RN: Menurut anda itu siapa yang sebenarnya masih berkuasa, berwewenang terhadap senjata itu? TNI maksudnya?

AS: Ya tentu saja. Karena PT Pindad miliknya TNI kan. Jadi mestinya polisi harus tidak ragu-ragu untuk menginvestigasi institusi Pindadnya sendiri dan TNI dalam kaitan dengan peredaran senjata ini. Terutama berkaitan dengan peluru amunisi yang memang di lapangan banyak sekali fakta membuktikan bahwa peluru-peluru itu bersumber dari PT Pindad. Kalau senjata api kan sumbernya macam-macam juga. Ada yang bisa diselundupkan dari luar negeri segala macam. Yang yang jelas-jelas terlihat dengan kasat mata di lapangan itu adalah amunisi buatan PT Pindad. Yang misalnya kaliber 5,6 mm itu beredarnya seperti kacang goreng saja di Poso.

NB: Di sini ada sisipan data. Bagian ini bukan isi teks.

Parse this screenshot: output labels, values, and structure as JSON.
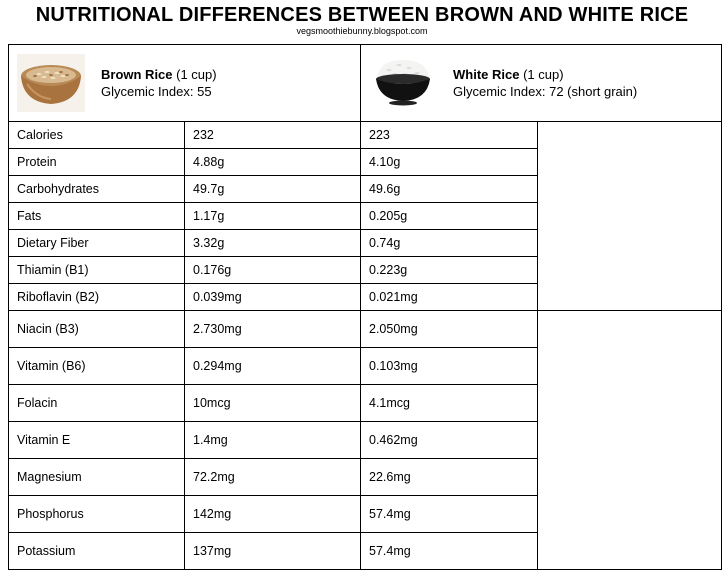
{
  "title": "NUTRITIONAL DIFFERENCES BETWEEN BROWN AND WHITE RICE",
  "subtitle": "vegsmoothiebunny.blogspot.com",
  "brown": {
    "name": "Brown Rice",
    "serving": " (1 cup)",
    "gi": "Glycemic Index: 55"
  },
  "white": {
    "name": "White Rice",
    "serving": " (1 cup)",
    "gi": " Glycemic Index: 72 (short grain)"
  },
  "rows": [
    {
      "label": "Calories",
      "brown": "232",
      "white": "223"
    },
    {
      "label": "Protein",
      "brown": "4.88g",
      "white": "4.10g"
    },
    {
      "label": "Carbohydrates",
      "brown": "49.7g",
      "white": "49.6g"
    },
    {
      "label": "Fats",
      "brown": "1.17g",
      "white": "0.205g"
    },
    {
      "label": "Dietary Fiber",
      "brown": "3.32g",
      "white": "0.74g"
    },
    {
      "label": "Thiamin (B1)",
      "brown": "0.176g",
      "white": "0.223g"
    },
    {
      "label": "Riboflavin (B2)",
      "brown": "0.039mg",
      "white": "0.021mg"
    },
    {
      "label": "Niacin (B3)",
      "brown": "2.730mg",
      "white": "2.050mg"
    },
    {
      "label": "Vitamin (B6)",
      "brown": "0.294mg",
      "white": "0.103mg"
    },
    {
      "label": "Folacin",
      "brown": "10mcg",
      "white": "4.1mcg"
    },
    {
      "label": "Vitamin E",
      "brown": "1.4mg",
      "white": "0.462mg"
    },
    {
      "label": "Magnesium",
      "brown": "72.2mg",
      "white": "22.6mg"
    },
    {
      "label": "Phosphorus",
      "brown": "142mg",
      "white": "57.4mg"
    },
    {
      "label": "Potassium",
      "brown": "137mg",
      "white": "57.4mg"
    }
  ]
}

Terus kemudian yang lain menurut saya penting di Poso ini adalah harus ada semacam otokritik sendiri dari pihak aparat keamanan, TNI dan Polri, berkaitan dengan kekerasan yang berlanjut di Poso ini. Nah, selama ini kan setiap muncul kekerasan, kita sepertinya sudah punya jawaban Polisi dan TNI bahwa ada kelompok masyarakat yang masih menyimpan dendam dan seterusnya. Dan menurut saya, pendekatannya harus dirubah. Setiap muncul kekerasan, mestinya aparat keamanan yang bertugas di Poso, TNI maupun Polri, pimpinan-pimpinannya harus berani bertanggung jawab. Jadi mereka harus berani mengambil alih tanggung jawab setiap kali terjadi kekerasan. Mereka harus berani mengundurkan diri misalnya.

Demikian Anto Sangaji dari Yayasan Tanah Merdeka.